Recherchez des preuves d’action. Si vous voulez être sûr qu’une marque ne fait pas que parler, M. Sumner recommande de consulter les rapports de durabilité, en particulier ceux qui sont audités ou évalués par une tierce partie.

Les évaluations indépendantes des marques peuvent être une autre ressource utile. Un rapport sur la responsabilité publié en 2021 par Remake note des dizaines d’entreprises de mode sur des questions clés telles que la justice environnementale et le changement climatique, les salaires et le bien-être, et les matières premières, entre autres.
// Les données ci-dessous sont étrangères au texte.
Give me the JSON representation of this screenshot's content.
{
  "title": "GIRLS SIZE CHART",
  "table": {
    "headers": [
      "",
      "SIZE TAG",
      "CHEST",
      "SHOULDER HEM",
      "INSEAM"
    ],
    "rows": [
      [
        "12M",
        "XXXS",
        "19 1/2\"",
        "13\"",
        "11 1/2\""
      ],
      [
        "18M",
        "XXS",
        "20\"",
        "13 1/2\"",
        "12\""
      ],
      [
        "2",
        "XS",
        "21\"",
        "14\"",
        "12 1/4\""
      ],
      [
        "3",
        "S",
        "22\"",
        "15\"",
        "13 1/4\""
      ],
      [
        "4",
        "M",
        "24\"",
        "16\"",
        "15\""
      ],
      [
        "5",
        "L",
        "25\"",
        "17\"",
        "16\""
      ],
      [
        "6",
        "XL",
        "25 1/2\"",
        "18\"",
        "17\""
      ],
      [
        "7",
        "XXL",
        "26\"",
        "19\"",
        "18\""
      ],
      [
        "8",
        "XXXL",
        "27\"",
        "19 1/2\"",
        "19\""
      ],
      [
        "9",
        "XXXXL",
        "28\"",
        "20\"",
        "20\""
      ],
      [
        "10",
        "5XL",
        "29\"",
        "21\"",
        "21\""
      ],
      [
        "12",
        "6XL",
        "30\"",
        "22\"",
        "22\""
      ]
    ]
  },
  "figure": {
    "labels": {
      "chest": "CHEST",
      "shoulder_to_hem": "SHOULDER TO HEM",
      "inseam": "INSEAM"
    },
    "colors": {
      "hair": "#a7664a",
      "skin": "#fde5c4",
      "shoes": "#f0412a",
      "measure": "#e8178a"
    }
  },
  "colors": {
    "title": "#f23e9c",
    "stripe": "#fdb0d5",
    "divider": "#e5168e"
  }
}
Parmi les autres ressources qui classent et notent les marques, citons Good On You, un site web et une application, ainsi que des rapports annuels tels que le Ethical Fashion Guide de Baptist World Aid, une organisation caritative chrétienne basée en Australie, et le Fashion Transparency Index de Fashion Revolution.

Vérifiez les certifications. Vous pouvez aussi probablement avoir plus confiance en une marque ou un produit s’il possède des certifications tierces crédibles, disent les experts. Outre GOTS et OCS, les autres labels à rechercher sont Fairtrade, Oeko-Tex ou Bluesign.

L’Ecolabel Index, un répertoire mondial de labels, peut être un outil de recherche utile pour mieux comprendre la signification des différentes certifications.

Posez des questions et faites confiance à votre instinct. En cas de doute, vous devriez contacter la marque pour poser des questions, dit Mme Caspelich. Sinon, elle et d’autres experts suggèrent de se fier à son instinct.

« Si cela semble trop beau pour être vrai ou s’il s’agit d’une déclaration très globale, il est très probable qu’il s’agisse d’écoblanchiment », explique Mme Leonas.